Of these, little more than the names have come down to us. Vasari speaks of Benedetto Cianfanini, Gabbriele Rustici, and Fra Paolo Pistojese; Padre Marchese mentions two monks, Fra Andrea and Fra Agostino. Of these, the two first never became proficient, and have left no works behind them. Fra Andrea seems to have been more a journeyman than scholar, being employed to prepare the panels and lay on the gilding. Fra Agostino assisted his master, and Fra Paolo in the subordinate parts of a few frescoes, especially at Luco in the Mugnone. Fra Paolo is the most known, but chiefly as a far-off imitator of Fra Bartolommeo, without his mellowness of execution. His pictures are mostly from his master's designs, which were left him as a legacy, and this ensures a good composition.
He was born at Pistoja in 1490; his father, Bernardino d' Antonio del Signoraccio, a second-rate artist, taught him the first principles of art.

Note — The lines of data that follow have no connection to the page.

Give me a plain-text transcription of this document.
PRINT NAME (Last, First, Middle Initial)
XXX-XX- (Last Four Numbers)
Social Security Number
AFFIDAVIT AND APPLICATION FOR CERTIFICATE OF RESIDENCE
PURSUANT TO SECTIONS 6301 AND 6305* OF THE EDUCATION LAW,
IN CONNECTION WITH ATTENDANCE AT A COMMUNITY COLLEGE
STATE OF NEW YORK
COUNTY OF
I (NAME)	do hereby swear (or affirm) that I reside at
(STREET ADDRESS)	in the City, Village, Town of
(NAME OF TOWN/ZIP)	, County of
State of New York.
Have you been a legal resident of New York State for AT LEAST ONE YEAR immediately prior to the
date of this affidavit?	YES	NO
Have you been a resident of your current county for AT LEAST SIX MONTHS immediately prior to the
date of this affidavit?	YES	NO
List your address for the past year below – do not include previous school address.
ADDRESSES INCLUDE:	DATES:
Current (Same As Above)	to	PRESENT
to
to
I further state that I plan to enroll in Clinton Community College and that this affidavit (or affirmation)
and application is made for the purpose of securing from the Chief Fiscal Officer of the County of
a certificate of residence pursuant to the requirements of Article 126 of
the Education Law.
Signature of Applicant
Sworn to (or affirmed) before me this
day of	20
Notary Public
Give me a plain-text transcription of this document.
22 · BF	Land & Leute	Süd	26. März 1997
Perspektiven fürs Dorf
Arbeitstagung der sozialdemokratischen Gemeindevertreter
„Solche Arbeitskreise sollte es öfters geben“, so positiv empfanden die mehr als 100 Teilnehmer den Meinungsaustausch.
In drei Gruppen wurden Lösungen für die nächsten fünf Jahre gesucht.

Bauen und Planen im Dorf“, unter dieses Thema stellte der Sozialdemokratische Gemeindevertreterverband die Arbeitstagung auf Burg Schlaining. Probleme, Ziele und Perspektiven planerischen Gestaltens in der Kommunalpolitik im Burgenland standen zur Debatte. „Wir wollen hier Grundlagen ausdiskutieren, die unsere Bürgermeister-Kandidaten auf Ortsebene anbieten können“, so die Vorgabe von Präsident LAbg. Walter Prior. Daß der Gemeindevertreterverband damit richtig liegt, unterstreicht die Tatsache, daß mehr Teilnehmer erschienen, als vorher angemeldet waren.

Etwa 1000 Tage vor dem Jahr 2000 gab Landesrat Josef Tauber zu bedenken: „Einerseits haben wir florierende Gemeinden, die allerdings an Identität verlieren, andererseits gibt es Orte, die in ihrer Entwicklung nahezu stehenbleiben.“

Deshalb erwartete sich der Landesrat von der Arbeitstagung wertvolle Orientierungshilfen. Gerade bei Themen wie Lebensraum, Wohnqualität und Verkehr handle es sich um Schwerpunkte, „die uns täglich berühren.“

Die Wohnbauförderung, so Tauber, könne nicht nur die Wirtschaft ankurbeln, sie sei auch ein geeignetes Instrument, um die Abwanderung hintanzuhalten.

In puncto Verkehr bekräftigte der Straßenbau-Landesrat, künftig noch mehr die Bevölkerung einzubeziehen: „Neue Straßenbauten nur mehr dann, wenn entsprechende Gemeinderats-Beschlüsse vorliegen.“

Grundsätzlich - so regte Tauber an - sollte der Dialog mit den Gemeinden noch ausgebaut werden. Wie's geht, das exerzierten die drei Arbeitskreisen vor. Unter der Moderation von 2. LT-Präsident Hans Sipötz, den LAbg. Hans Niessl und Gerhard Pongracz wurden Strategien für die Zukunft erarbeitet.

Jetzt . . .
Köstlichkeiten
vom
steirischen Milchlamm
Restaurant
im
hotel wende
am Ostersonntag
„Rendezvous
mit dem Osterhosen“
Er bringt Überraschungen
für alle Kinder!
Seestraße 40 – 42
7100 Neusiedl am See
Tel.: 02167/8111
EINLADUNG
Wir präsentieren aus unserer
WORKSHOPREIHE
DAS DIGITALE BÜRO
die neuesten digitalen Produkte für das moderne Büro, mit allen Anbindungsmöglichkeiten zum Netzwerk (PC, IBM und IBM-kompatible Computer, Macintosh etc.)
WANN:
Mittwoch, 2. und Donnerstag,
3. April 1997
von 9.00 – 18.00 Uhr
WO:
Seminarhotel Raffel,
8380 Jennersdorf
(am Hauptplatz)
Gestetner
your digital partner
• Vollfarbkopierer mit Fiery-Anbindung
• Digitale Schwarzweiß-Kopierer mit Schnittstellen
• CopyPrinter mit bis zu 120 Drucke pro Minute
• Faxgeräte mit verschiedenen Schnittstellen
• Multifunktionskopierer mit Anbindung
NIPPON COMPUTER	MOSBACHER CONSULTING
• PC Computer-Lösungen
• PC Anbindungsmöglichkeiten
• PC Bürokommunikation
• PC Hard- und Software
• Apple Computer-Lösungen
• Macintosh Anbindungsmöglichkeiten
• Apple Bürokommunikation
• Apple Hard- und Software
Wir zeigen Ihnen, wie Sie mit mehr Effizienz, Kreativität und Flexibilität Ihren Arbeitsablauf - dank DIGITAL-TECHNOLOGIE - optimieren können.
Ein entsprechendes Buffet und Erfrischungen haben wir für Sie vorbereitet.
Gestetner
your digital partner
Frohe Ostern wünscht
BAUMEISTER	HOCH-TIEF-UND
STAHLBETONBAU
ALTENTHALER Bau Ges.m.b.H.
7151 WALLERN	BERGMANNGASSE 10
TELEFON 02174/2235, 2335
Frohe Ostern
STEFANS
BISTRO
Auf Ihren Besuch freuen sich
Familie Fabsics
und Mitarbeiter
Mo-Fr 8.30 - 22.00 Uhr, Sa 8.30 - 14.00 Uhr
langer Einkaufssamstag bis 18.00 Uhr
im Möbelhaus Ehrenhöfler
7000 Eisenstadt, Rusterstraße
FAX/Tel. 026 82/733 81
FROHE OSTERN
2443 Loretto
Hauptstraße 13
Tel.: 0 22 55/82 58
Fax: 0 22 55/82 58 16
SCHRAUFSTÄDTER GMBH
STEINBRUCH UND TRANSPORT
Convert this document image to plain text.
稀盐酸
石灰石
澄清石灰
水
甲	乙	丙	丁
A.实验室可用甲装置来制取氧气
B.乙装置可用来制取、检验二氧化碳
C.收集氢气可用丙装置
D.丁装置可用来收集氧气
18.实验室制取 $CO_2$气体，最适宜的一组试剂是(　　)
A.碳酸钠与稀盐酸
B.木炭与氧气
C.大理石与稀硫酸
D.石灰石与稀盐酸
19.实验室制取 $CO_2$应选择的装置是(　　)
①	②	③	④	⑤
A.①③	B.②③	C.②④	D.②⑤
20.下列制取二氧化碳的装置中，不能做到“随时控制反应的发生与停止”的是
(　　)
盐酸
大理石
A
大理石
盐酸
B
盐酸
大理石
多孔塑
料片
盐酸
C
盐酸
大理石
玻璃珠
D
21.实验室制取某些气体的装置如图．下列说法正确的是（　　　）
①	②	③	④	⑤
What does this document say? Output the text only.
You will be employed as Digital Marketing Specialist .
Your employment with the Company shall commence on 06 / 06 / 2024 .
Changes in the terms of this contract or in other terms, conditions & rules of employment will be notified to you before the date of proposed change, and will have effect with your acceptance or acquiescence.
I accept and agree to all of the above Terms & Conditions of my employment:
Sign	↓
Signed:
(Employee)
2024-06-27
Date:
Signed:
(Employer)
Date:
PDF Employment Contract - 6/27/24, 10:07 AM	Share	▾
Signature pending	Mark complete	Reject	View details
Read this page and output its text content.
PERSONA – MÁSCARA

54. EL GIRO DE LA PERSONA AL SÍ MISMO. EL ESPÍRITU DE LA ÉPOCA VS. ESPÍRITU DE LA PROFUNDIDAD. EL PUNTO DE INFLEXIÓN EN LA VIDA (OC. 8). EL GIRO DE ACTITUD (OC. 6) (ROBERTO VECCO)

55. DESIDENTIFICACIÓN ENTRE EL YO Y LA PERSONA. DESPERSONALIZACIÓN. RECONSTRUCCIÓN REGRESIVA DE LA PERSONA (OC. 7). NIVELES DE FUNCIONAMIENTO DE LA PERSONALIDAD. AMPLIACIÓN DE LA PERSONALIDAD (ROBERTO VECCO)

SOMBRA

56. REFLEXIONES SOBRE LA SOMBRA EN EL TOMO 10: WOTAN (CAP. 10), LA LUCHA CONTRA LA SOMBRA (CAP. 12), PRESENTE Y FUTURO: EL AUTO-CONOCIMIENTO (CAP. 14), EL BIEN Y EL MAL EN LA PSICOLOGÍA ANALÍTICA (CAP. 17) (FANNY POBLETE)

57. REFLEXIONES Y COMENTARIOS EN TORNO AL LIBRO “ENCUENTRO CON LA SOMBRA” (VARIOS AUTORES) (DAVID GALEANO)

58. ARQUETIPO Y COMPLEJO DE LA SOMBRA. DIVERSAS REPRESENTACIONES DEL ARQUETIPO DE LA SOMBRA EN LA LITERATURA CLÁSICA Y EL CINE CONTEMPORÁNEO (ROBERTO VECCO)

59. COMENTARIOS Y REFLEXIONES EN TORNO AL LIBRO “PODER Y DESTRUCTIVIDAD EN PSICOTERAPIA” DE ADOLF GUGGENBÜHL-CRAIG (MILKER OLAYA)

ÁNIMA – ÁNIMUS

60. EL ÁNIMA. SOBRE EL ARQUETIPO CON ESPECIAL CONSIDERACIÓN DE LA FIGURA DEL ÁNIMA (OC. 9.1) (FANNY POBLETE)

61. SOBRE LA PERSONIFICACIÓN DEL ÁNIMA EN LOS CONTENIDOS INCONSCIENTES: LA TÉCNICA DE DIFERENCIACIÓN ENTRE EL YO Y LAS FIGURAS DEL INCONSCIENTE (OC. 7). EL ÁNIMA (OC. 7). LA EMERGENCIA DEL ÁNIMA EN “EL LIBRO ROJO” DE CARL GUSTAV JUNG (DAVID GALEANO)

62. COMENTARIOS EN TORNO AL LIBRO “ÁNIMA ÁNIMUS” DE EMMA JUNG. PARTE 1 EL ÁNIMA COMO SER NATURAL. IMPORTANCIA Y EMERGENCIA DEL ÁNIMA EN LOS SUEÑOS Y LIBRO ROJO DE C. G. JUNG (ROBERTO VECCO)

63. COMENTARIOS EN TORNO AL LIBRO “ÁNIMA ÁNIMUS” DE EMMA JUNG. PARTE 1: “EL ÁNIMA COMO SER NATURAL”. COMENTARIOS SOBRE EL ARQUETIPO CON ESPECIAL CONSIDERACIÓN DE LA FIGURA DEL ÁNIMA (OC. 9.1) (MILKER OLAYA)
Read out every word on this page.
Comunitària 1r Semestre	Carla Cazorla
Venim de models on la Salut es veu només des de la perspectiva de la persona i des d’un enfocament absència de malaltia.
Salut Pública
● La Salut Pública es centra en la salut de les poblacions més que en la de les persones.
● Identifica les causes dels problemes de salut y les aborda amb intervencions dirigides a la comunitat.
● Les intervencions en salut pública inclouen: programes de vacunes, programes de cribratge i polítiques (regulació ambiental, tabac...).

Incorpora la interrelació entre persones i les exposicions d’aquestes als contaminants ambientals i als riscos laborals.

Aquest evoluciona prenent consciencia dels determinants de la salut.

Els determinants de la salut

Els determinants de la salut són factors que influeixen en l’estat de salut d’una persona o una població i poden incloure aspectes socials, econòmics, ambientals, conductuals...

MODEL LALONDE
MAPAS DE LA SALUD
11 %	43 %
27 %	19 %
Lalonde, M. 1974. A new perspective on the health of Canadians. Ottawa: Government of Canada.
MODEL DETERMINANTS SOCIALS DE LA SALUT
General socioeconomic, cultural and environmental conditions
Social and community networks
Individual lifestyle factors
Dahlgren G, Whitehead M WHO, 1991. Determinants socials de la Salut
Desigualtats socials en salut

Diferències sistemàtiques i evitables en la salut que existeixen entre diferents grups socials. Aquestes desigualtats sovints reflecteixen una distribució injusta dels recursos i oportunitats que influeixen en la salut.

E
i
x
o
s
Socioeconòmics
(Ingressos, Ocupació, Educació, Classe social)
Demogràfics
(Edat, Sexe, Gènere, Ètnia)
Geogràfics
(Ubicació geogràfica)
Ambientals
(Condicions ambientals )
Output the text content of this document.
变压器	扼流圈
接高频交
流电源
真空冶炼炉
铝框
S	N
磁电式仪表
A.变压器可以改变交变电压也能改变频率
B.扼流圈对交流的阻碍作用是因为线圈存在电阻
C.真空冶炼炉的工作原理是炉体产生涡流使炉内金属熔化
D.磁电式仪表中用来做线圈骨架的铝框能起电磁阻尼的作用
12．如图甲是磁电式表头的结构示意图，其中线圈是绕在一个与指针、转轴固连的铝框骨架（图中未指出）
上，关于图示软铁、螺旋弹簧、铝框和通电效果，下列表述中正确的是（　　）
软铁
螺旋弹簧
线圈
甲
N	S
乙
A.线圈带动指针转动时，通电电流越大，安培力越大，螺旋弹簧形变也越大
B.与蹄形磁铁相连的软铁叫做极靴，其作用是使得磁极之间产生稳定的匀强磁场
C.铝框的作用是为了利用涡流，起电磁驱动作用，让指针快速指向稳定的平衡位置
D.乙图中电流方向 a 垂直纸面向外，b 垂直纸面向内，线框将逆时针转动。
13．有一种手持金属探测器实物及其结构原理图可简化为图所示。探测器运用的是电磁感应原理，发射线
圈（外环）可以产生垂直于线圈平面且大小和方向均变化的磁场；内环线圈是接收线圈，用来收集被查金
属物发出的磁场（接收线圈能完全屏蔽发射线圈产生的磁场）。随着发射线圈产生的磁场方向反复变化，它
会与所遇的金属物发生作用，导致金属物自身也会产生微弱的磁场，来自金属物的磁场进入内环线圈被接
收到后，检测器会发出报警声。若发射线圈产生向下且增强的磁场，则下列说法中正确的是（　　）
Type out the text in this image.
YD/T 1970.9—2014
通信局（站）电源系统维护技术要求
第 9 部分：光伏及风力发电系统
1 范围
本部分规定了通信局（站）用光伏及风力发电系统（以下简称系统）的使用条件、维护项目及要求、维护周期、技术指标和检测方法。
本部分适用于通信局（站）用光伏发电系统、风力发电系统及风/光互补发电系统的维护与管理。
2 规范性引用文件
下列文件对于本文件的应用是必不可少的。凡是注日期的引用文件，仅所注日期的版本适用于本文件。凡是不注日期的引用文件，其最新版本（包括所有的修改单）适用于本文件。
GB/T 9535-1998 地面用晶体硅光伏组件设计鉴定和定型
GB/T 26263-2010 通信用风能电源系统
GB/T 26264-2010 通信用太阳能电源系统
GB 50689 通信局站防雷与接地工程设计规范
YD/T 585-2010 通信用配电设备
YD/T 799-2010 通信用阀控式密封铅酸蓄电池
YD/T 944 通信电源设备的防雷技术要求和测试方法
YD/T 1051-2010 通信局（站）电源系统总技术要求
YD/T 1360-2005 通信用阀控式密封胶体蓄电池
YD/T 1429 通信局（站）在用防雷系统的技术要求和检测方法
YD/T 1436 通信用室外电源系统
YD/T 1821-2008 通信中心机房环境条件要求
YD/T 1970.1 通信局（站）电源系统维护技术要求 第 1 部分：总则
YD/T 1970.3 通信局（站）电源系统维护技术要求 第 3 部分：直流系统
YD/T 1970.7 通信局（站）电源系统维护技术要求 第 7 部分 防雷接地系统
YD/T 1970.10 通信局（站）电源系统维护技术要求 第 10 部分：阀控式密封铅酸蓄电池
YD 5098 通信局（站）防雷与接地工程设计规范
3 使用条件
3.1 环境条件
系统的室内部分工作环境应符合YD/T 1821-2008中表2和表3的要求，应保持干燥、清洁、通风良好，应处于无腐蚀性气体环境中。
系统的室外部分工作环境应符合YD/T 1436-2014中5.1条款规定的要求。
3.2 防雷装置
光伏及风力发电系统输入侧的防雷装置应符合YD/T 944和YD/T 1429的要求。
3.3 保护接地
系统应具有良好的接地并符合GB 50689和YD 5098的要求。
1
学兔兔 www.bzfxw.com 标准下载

His knowledge of drawing caused him to be noticed by Fra Bartolommeo, when at a very early age he entered the order. He was removed from Prato to San Marco, Florence, in 1503; and here he found another friend who assisted his artistic tendencies. This was Fra Ambrogio della Robbia, [Footnote: Padre Marchese, Memorie, &c., lib. in. chap. ii. p. 246.] who taught him to model in clay; a specimen of his work exists in the Church of Sta. Maddalena in Pian di Mugnone, where are two statues of S. Domenico and Mary Magdalen by his hand.
His best work is a Crucifixion at Siena, dated 1516, which has been thought to be Fra Bartolommeo's; but though that master was asked to go and paint it as a memorial of a certain Messer Cherubino Ridolfo, his many occupations prevented his accepting the commission, and his disciples, Fra Paolo and Fra Agostino, went in his place. [Footnote: Padre Marchese, Memorie, &c., lib. in. chap. ii. p. 251.] Possibly the master supplied the design, which is very harmonious. The Virgin and S. John stand on each side of the cross, and Saint Catherine of Siena and Mary Magdalen are prostrate before it. One or two of the female saints are pleasing, but the nude figure of Christ is hard, exaggerated, and faulty in drawing.
The artists got thirty-five lire for the work, though the record in the archives allows that it was worth more. There is an Assumption in the Belle Arti of Florence, of which the design is Fra Bartolommeo's, but the colouring Fra Paolo's. It was painted for the Dominican monks at Santa Maria del Sasso, near Bibbiena. The colouring is hard and weak, the shadows heavy, and not fused well in the half tints. Two monks on the left are tolerably life-like, probably they were drawn from living models; the S. Catherine on the right is very inferior.